Inherited debt woes for owners
- The Mercury
- 16 Feb 2016
- Anna Cox Thami Magubane
PROPERTY owners face the grim prospect of owing huge sums of money to municipalities in debt incurred by previous owners dating from up to 30 years ago.
This is the view of attorney Chantelle Gladwin, who specialises in commercial and residential property practice and litigation, following what she calls “catastrophic implications” of a Supreme Court of Appeal judgment handed down at the end of last month.
The judgment ruled that new property owners could be held liable for historic debts dating from 30 years back. Given that about 326 000 properties are bought and sold a year, this could have a drastic effect on the market.
As the law stood before, a seller was liable only for debts incurred over the past two years for electricity, water and other services, and 30 years for rates in terms of section 118 of the Local Government Municipal Systems Act to obtain a clearance certificate.
Liable
The appeal court case involves a matter between the City of Tshwane and Peregrine Joseph Mitchell, who bought a property in 2013.
He was told he had to pay R232 828 for a clearance certificate, but he claimed that in terms of section 118, he was liable to pay only R126 600 for debt due for the past two years.
He obtained the certificate and later resold the property. However, the city refused to connect services for the new owner, claiming there was historical debt of R106 200 owing.
The matter went to the Gauteng division of the high court, which found that new owners were not liable for the historic debt.
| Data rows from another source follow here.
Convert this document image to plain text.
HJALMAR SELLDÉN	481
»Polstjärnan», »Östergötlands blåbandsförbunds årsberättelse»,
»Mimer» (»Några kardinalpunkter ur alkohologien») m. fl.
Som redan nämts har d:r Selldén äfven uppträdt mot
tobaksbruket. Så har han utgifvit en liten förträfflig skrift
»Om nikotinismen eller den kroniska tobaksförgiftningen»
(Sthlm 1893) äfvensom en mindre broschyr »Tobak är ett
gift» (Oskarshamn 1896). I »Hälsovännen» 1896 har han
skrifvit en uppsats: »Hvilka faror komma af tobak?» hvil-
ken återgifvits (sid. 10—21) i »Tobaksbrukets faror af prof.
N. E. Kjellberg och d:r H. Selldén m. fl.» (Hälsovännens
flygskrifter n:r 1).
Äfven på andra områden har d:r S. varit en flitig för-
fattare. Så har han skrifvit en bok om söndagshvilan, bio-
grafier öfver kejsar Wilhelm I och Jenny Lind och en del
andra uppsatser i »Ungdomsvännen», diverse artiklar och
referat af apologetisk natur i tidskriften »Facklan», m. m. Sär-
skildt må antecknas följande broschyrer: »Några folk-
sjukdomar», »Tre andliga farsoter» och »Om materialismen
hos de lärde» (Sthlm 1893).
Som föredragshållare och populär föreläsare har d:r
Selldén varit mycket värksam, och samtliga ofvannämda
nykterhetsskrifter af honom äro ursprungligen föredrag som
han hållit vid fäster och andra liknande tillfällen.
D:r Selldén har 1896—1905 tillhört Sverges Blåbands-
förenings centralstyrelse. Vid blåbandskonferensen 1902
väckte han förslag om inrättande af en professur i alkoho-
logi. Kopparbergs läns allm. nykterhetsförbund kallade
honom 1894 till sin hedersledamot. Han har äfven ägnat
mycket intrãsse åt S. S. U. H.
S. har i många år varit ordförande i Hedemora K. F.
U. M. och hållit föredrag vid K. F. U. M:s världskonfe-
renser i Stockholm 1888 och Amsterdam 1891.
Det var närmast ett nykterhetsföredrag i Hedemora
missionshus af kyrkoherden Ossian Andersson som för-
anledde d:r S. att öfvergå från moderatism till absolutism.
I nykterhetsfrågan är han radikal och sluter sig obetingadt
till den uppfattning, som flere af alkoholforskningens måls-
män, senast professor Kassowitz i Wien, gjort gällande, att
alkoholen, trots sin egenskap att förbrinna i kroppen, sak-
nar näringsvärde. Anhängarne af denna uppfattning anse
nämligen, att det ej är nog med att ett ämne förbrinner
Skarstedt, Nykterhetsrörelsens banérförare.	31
This then went to the appeal court, which held that the hypothec, or lien, that existed in favour of the local municipality to secure amounts owing by the owner of a property to that municipality for rates and services was not extinguished by transfer of the property from the owner who incurred the debts.
This finding, said Gladwin, was based on the court’s interpretation of section 118, as interpreted against the backdrop of the South African common law relating to hypothecs.
“The implications for property owners are huge. This means that a municipality can take legal action against the present owner of a property for any other amounts owing by any previous owner.
“This action can range from suing for the old owner’s debts and attaching and selling the property itself,” Gladwin said.
“This has major implications for banks as well, because the municipality would take the proceeds of the sale of the property to settle whatever is owing, and then only anything remaining would be paid to the bondholder, and thereafter to the owner.”
Gladwin said that given the problems municipalities had with incorrect billing, faulty meters, incorrect meter numbers, illegal electricity and water connections and meter tampering, it could be a nightmare for new owners as they would be unable to prove anything going back a number of years.
The same problem existed for the property rates.
“If an owner was being charged rates based on an incorrect valuation, and five or six years after selling the property, the result of a review of the property valuation that applied to the previous valuation roll was that it was undervalued by several million, this could result in the new owner receiving a rates bill of several hundreds of thousands of rands for rates that should have been billed to the old owner,” she said.
There was very little that the new owner could do, other than contact the old owner, who might be dead, have left the country, have not kept any records, or have destroyed records older than a few years.